Tout le long de ce document, les termes hommes asymptomatiques et hommes sans cancer sont utilisés. Leur
signification n’est pas la même :
- Hommes sans cancer = hommes sans cancer de la prostate repéré dans les bases de l’Assurance Maladie
- Hommes asymptomatique = notion générale comprenant les hommes sans symptômes liés à la prostate
OBJECTIFS
Inviter à des pratiques conformes aux recommandations en délivrant une information équilibrée :
- Sensibiliser les médecins généralistes au fait que ce dépistage n’est pas recommandé de façon
systématique ;
- Délivrer aux hommes de 40 ans et plus une information équilibrée sur les avantages et les inconvénients de
ce « dépistage » pour leur permettre de prendre une décision éclairée et notamment chez les hommes de plus
de75 ans;
- Créer une prise de conscience sur cette pratique quasi systématique en France alors qu’elle n’est pas
recommandée.
=> en renforçant l’information des médecins et des patients en cas de prescription du 1er dosage du PSA,
chez un homme asymptomatique, et permettre une décision éclairée et partagée entre le patient et le
médecin.
Dans un objectif de diminuer le nombre de dosages du PSA réalisés de manière « automatique » sans un
consentement ou accord réel du patient.
ETAT DES LIEUX ET RECOMMANDATIONS
Données épidémiologiques
Le cancer de la prostate n’est pas un « cancer comme les autres » :
De tous les cancers, il est le plus fréquent chez l’homme : 56 840 nouveaux cas estimés en 20121 -> 28 % des
cancers.
Mais le cancer de la prostate est majoritairement un cancer à évolution lente : la durée d'évolution est de 10 à
15 ans en moyenne avant que n'apparaissent des symptômes et le plus souvent n’engageant pas le pronostic
vital.
Cependant, certaines formes sont agressives et létales. L’histoire naturelle de la maladie est mal connue. On
ne sait pas reconnaître, parmi les cancers asymptomatiques, ceux qui resteront latents et ceux qui
évolueront.1
C’est un cancer de survenue tardive : il est rare avant 50 ans et son incidence augmente progressivement
avec l’âge. C’est autour de 70 ans que l’incidence est la plus élevée.

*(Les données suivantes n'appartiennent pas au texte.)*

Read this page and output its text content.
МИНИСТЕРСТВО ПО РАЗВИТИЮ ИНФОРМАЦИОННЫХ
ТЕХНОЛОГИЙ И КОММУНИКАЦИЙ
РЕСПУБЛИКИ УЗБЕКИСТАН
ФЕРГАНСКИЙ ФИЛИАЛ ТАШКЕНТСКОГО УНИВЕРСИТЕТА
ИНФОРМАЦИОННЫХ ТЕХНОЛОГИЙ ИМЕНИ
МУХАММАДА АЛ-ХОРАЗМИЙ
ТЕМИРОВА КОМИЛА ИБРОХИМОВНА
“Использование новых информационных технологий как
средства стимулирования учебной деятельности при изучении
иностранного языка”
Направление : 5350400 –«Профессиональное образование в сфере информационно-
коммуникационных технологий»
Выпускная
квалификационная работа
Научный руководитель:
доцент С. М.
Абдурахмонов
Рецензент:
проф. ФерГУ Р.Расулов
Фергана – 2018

Il se place au troisième rang en termes de mortalité par cancer chez l’homme (à l’origine de 8 876 décès, soit
10 % des décès par cancer et 3% des décès masculins toutes causes confondues).
Compte tenu de ce temps de progression lent, plus de 3 décès par cancer de la prostate sur 4 surviennent
après 75 ans. Chez l’homme, en 2009, l’âge médian au décès par cancer de la prostate est estimé à 83 ans.1
La comparaison avec d’autres pays positionne la France parmi les pays où l’incidence (standardisée par âge)
est la plus élevée : 98/100 000 contre 70/100 000 dans l’ensemble de l’union européenne2.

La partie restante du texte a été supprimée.